After lunch we went to the A-Ma temple, a 15th-century temple dedicated to the goddess of fishermen and the sea. With the lunar New Year around the corner, the temple attendants were setting off extremely long and loud strings of firecrackers on a regular basis. After inhaling plenty of incense and gunpowder smoke, we moved on to the Maritime Museum - had a few somewhat frightening mannequins, but all in all was a pretty interesting look at the maritime activity of Macau, both Portuguese and Chinese. There were models of various Portuguese and Chinese sailing vessels, and dioramas of traditional fishing activities. Most significantly, I learned about the Drunken Dragon Festival, a Macanese tradition in which one dances around and gets sprayed with water while drinking copious amounts of alcohol.
After leaving the museum, we wandered around Macau's back alleys for most of the rest of the day. Like the food, the city is a blend of Portuguese and Chinese influences. Whitewashed walls and porticos give the city a distinctly Iberian feel, and all street signs are in Portuguese as well as Chinese, but there's hardly a European in sight. The alleyways, barely wide enough for a motorcycle in some places, were packed with shops, restaurants, food carts, and people. Bakeries selling Portuguese-style pastries stood next door to Chinese medicine shops, packed with the usual assortment of roots, fungi, and animal bits. We walked through a bustling and bloody seafood market, where we witnessed tables full of fish heads, some of which were still trying to breathe. At one booth an eel had been chopped cleanly in half; the top half was still squirming across the counter, opening and closing its mouth and butting its head against the lower half of its body - I'm not likely to forget that sight. We stopped for a beer at a hole in the wall noodle joint (still trying to wash the taste of gunpowder out of our mouths), and then continued back toward the ferry terminal.

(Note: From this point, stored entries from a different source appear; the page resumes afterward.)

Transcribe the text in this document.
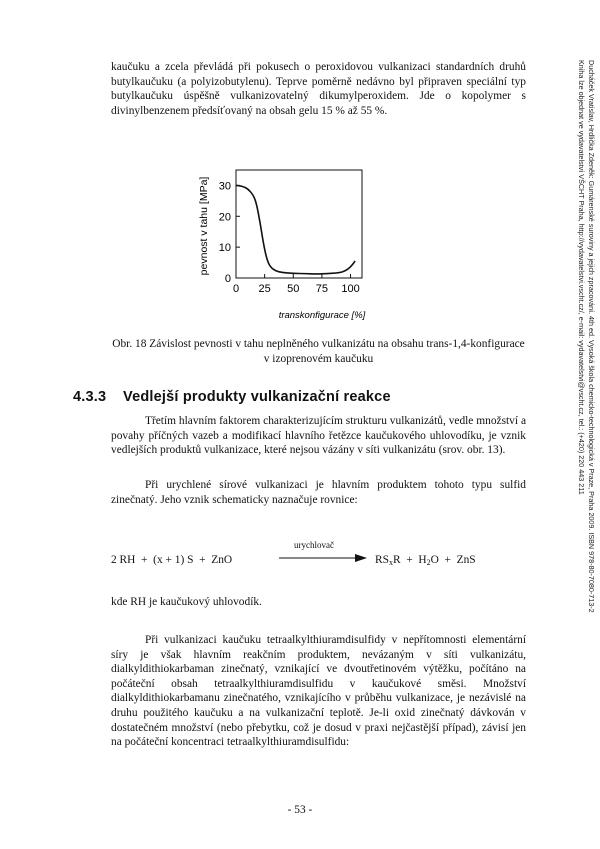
kaučuku a zcela převládá při pokusech o peroxidovou vulkanizaci standardních druhů butylkaučuku (a polyizobutylenu). Teprve poměrně nedávno byl připraven speciální typ butylkaučuku úspěšně vulkanizovatelný dikumylperoxidem. Jde o kopolymer s divinylbenzenem předsíťovaný na obsah gelu 15 % až 55 %.

pevnost v tahu [MPa]
0
10
20
30
0 25 50 75 100
transkonfigurace [%]
Obr. 18 Závislost pevnosti v tahu neplněného vulkanizátu na obsahu trans-1,4-konfigurace v izoprenovém kaučuku
4.3.3 Vedlejší produkty vulkanizační reakce

Třetím hlavním faktorem charakterizujícím strukturu vulkanizátů, vedle množství a povahy příčných vazeb a modifikací hlavního řetězce kaučukového uhlovodíku, je vznik vedlejších produktů vulkanizace, které nejsou vázány v síti vulkanizátu (srov. obr. 13).

Při urychlené sírové vulkanizaci je hlavním produktem tohoto typu sulfid zinečnatý. Jeho vznik schematicky naznačuje rovnice:

2 RH  +  (x + 1) S  +  ZnO
urychlovač
$RS_xR + H_2O$  +  ZnS

kde RH je kaučukový uhlovodík.

Při vulkanizaci kaučuku tetraalkylthiuramdisulfidy v nepřítomnosti elementární síry je však hlavním reakčním produktem, nevázaným v síti vulkanizátu, dialkyldithiokarbaman zinečnatý, vznikající ve dvoutřetinovém výtěžku, počítáno na počáteční obsah tetraalkylthiuramdisulfidu v kaučukové směsi. Množství dialkyldithiokarbamanu zinečnatého, vznikajícího v průběhu vulkanizace, je nezávislé na druhu použitého kaučuku a na vulkanizační teplotě. Je-li oxid zinečnatý dávkován v dostatečném množství (nebo přebytku, což je dosud v praxi nejčastější případ), závisí jen na počáteční koncentraci tetraalkylthiuramdisulfidu:

Ducháček Vratislav, Hrdlička Zdeněk: Gumárenské suroviny a jejich zpracování. 4th ed. Vysoká škola chemicko-technologická v Praze, Praha 2009. ISBN 978-80-7080-713-2
Kniha lze objednat ve vydavatelství VŠCHT Praha, http://vydavatelstvi.vscht.cz/, e-mail: vydavatelstvi@vscht.cz, tel.: (+420) 220 443 211
- 53 -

Before leaving Macau, we stopped to wander around one of Macau's Vegas-style attractions, a sprawling Disney-esque recreation of various, wholly incongruous... well, things, I guess. There wasn't really a common theme. Aladdin's Fort stood next to the Roman Theatre; a replica of Tibet's Potala Palace and a Tang Dynasty fortress were built into the side of a mockup of a Volcano. Aladdin's Fort was apparently the site of some kind of war game attraction; a few bored-looking people dressed as soldiers stood next to a mock-up of a crashed Black Hawk helicopter. Yet this entire complex was almost entirely deserted - we saw at most four or five other people the entire time, and all the shops and restaurants were empty. The pointlessness of the place was almost overwhelming. After a while, we decided we'd had enough, and caught the 8:15 ferry back to Hong Kong. There are still plenty of things I'd like to do in Macau - see some of the old Portuguese forts and churches, go to the village of Coloane on the adjacent island of Taipa, and eat more Macanese food - so I'll definitely be going back.